P13D-06
MHD Model Results of Solar Wind Interaction with Mars and Comparison with MAVEN Plasma Observations

Monday, 14 December 2015: 14:55
2009 (Moscone West)
Yingjuan Ma1, Christopher T Russell2, Andrew F Nagy3, Xiaohua Fang4, Yaxue Dong4, Gabor Toth3, Jasper S Halekas5, John E P Connerney6, Jared R Espley6, Paul R Mahaffy6, Mehdi Benna6, James P McFadden7, David L Mitchell7 and Bruce Martin Jakosky4, (1)University of California Los Angeles, Los Angeles, CA, United States, (2)University of California Los Angeles, IGPP/EPSS, Los Angeles, CA, United States, (3)University of Michigan Ann Arbor, Ann Arbor, MI, United States, (4)University of Colorado at Boulder, Boulder, CO, United States, (5)University of Iowa, Physics and Astronomy, Iowa City, IA, United States, (6)NASA Goddard Space Flight Center, Greenbelt, MD, United States, (7)University of California Berkeley, Berkeley, CA, United States
Abstract:
The Mars Atmosphere and Volatile Evolution mission (MAVEN), launched on November 18, 2013, is now in its primary science phase. The mission was designed to study the upper atmosphere, ionosphere, and magnetosphere of Mars, the response to solar and solar-wind input, and the ability of atmospheric molecules and atoms to escape to space. In this study, we use a time-dependent MHD model to interpret plasma observations made by MAVEN particle and field instruments.
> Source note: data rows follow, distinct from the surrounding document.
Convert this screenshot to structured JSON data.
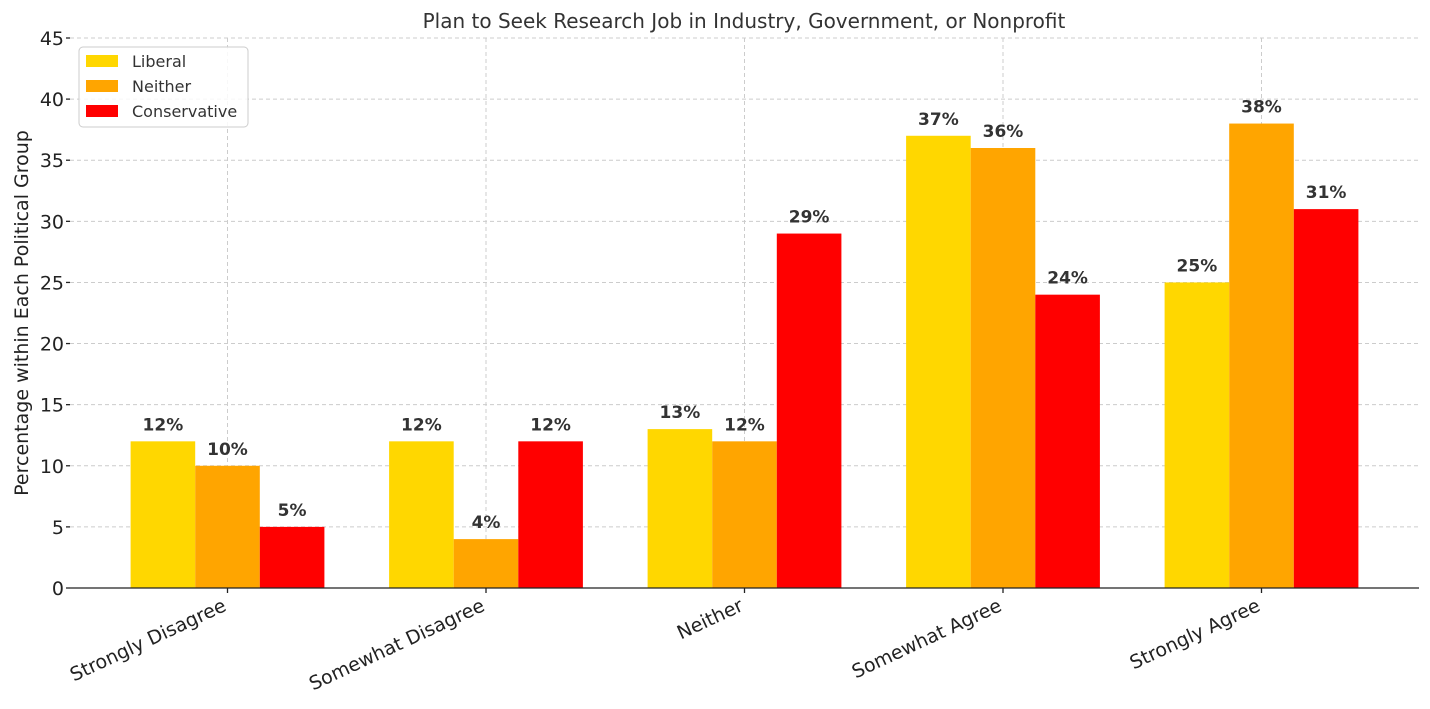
{
  "chart_data": {
    "type": "bar",
    "title": "Plan to Seek Research Job in Industry, Government, or Nonprofit",
    "xlabel": "",
    "ylabel": "Percentage within Each Political Group",
    "ylim": [
      0,
      45
    ],
    "yticks": [
      0,
      5,
      10,
      15,
      20,
      25,
      30,
      35,
      40,
      45
    ],
    "grid": true,
    "legend_position": "top-left",
    "categories": [
      "Strongly Disagree",
      "Somewhat Disagree",
      "Neither",
      "Somewhat Agree",
      "Strongly Agree"
    ],
    "series": [
      {
        "name": "Liberal",
        "color": "#FFD700",
        "values": [
          12,
          12,
          13,
          37,
          25
        ],
        "labels": [
          "12%",
          "12%",
          "13%",
          "37%",
          "25%"
        ]
      },
      {
        "name": "Neither",
        "color": "#FFA500",
        "values": [
          10,
          4,
          12,
          36,
          38
        ],
        "labels": [
          "10%",
          "4%",
          "12%",
          "36%",
          "38%"
        ]
      },
      {
        "name": "Conservative",
        "color": "#FF0000",
        "values": [
          5,
          12,
          29,
          24,
          31
        ],
        "labels": [
          "5%",
          "12%",
          "29%",
          "24%",
          "31%"
        ]
      }
    ]
  }
}
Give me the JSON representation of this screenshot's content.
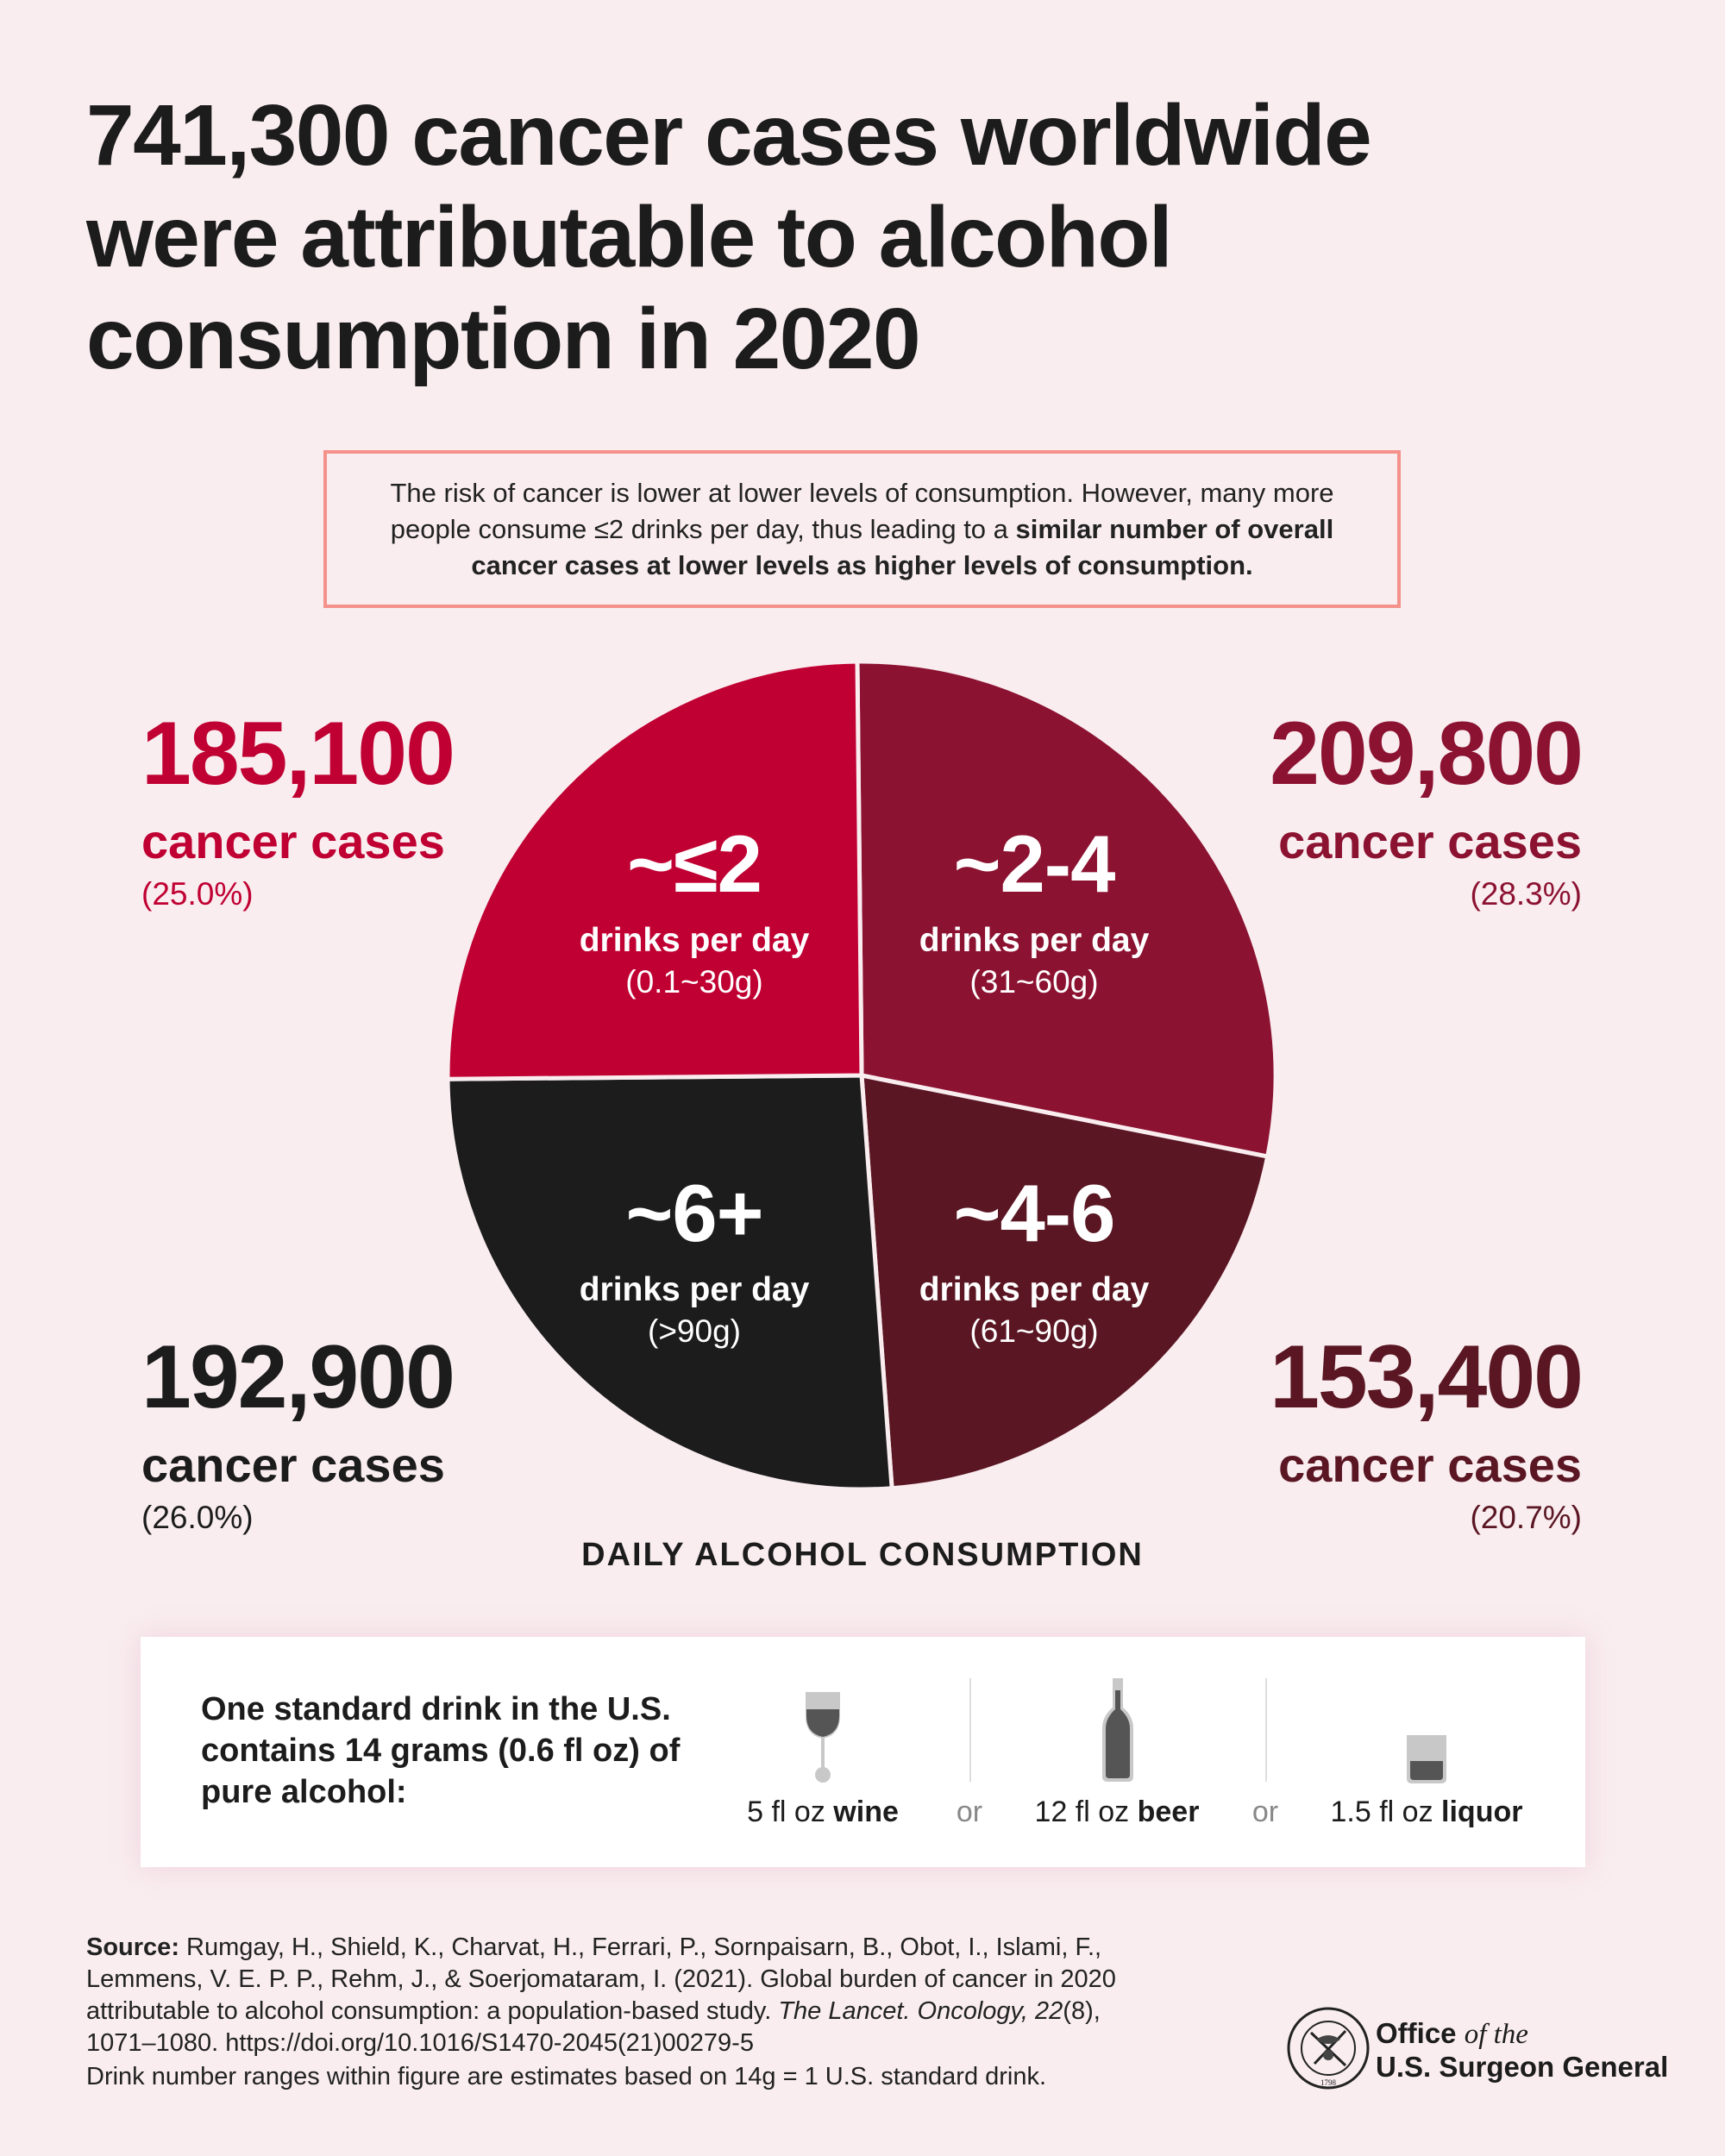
{
  "title": {
    "lines": [
      "741,300 cancer cases worldwide",
      "were attributable to alcohol",
      "consumption in 2020"
    ]
  },
  "note": {
    "text_regular": "The risk of cancer is lower at lower levels of consumption. However, many more people consume ≤2 drinks per day, thus leading to a ",
    "text_bold": "similar number of overall cancer cases at lower levels as higher levels of consumption."
  },
  "chart_data": {
    "type": "pie",
    "title": "741,300 cancer cases worldwide were attributable to alcohol consumption in 2020",
    "xlabel": "DAILY ALCOHOL CONSUMPTION",
    "categories": [
      "~2-4",
      "~4-6",
      "~6+",
      "~≤2"
    ],
    "values": [
      209800,
      153400,
      192900,
      185100
    ],
    "slices": [
      {
        "label": "~2-4",
        "sub": "drinks per day",
        "grams": "(31~60g)",
        "cases": "209,800",
        "cases_label": "cancer cases",
        "percent": "(28.3%)",
        "value": 209800,
        "color": "#8c1231"
      },
      {
        "label": "~4-6",
        "sub": "drinks per day",
        "grams": "(61~90g)",
        "cases": "153,400",
        "cases_label": "cancer cases",
        "percent": "(20.7%)",
        "value": 153400,
        "color": "#5a1622"
      },
      {
        "label": "~6+",
        "sub": "drinks per day",
        "grams": "(>90g)",
        "cases": "192,900",
        "cases_label": "cancer cases",
        "percent": "(26.0%)",
        "value": 192900,
        "color": "#1c1c1c"
      },
      {
        "label": "~≤2",
        "sub": "drinks per day",
        "grams": "(0.1~30g)",
        "cases": "185,100",
        "cases_label": "cancer cases",
        "percent": "(25.0%)",
        "value": 185100,
        "color": "#c00032"
      }
    ],
    "start_direction": "12 o'clock, clockwise",
    "legend": "none"
  },
  "standard_drink": {
    "heading": "One standard drink in the U.S. contains 14 grams (0.6 fl oz) of pure alcohol:",
    "items": [
      {
        "amount": "5 fl oz ",
        "name": "wine",
        "icon": "wine-glass-icon"
      },
      {
        "amount": "12 fl oz ",
        "name": "beer",
        "icon": "beer-bottle-icon"
      },
      {
        "amount": "1.5 fl oz ",
        "name": "liquor",
        "icon": "liquor-glass-icon"
      }
    ],
    "separator": "or"
  },
  "source": {
    "label": "Source:",
    "text": " Rumgay, H., Shield, K., Charvat, H., Ferrari, P., Sornpaisarn, B., Obot, I., Islami, F., Lemmens, V. E. P. P., Rehm, J., & Soerjomataram, I. (2021). Global burden of cancer in 2020 attributable to alcohol consumption: a population-based study. ",
    "journal": "The Lancet. Oncology, 22",
    "rest": "(8), 1071–1080. https://doi.org/10.1016/S1470-2045(21)00279-5",
    "drink_note": "Drink number ranges within figure are estimates based on 14g = 1 U.S. standard drink."
  },
  "logo": {
    "line1_bold": "Office ",
    "line1_italic": "of the",
    "line2": "U.S. Surgeon General",
    "seal_text": "U.S. PUBLIC HEALTH SERVICE · 1798 ·"
  },
  "colors": {
    "background": "#f9edf0",
    "note_border": "#f4918a"
  }
}
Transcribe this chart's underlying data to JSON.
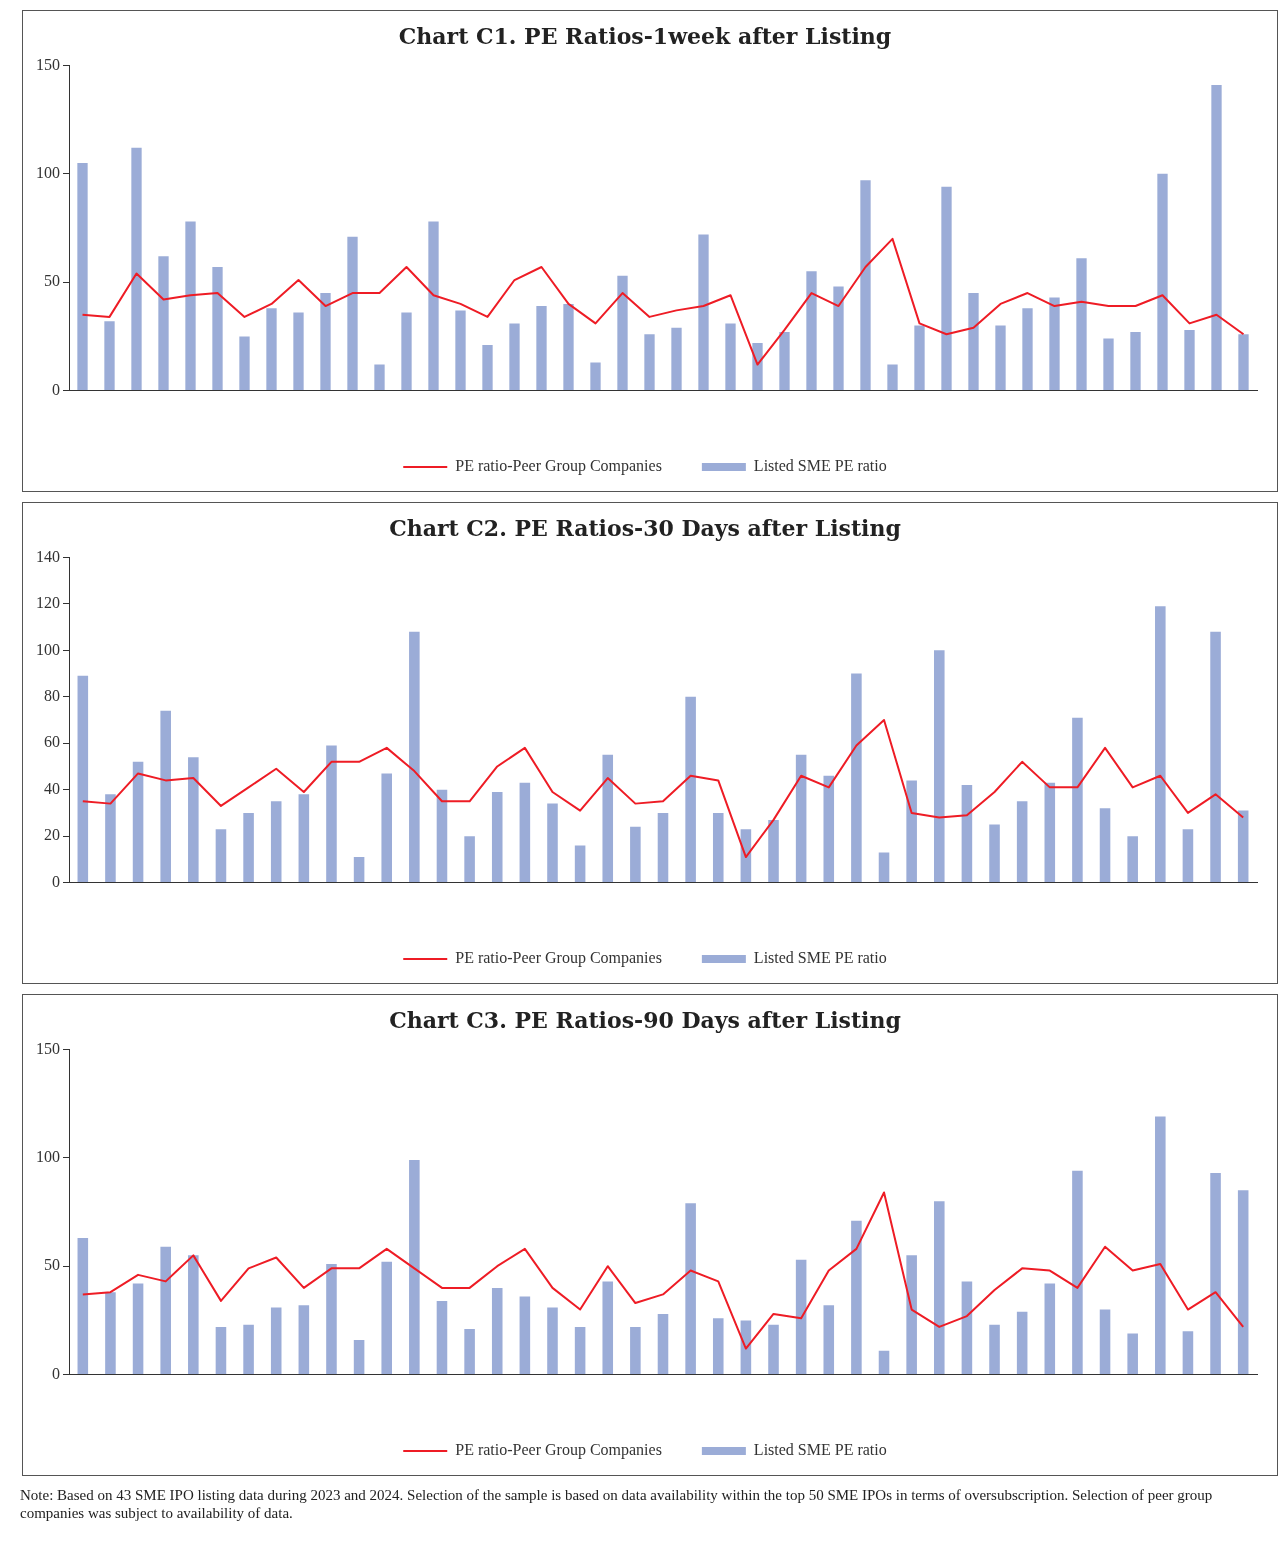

Detailed comparisons between the model and the relevant plasma observations from MAVEN are presented for an entire Mars rotation under relatively quiet solar wind conditions. Through comparison along MAVEN orbits, we find that the time-dependent multi-species single-fluid MHD model is able to reproduce the main features of the plasma environment around Mars. Using the model results, we find that photoionization beyond the terminator is the dominant ion source as compared with day-night transport in maintaining the nightside ionosphere. Model results also show that both the time-varying solar wind conditions and the continuously rotating crustal field work together to control the ion escape variation with time.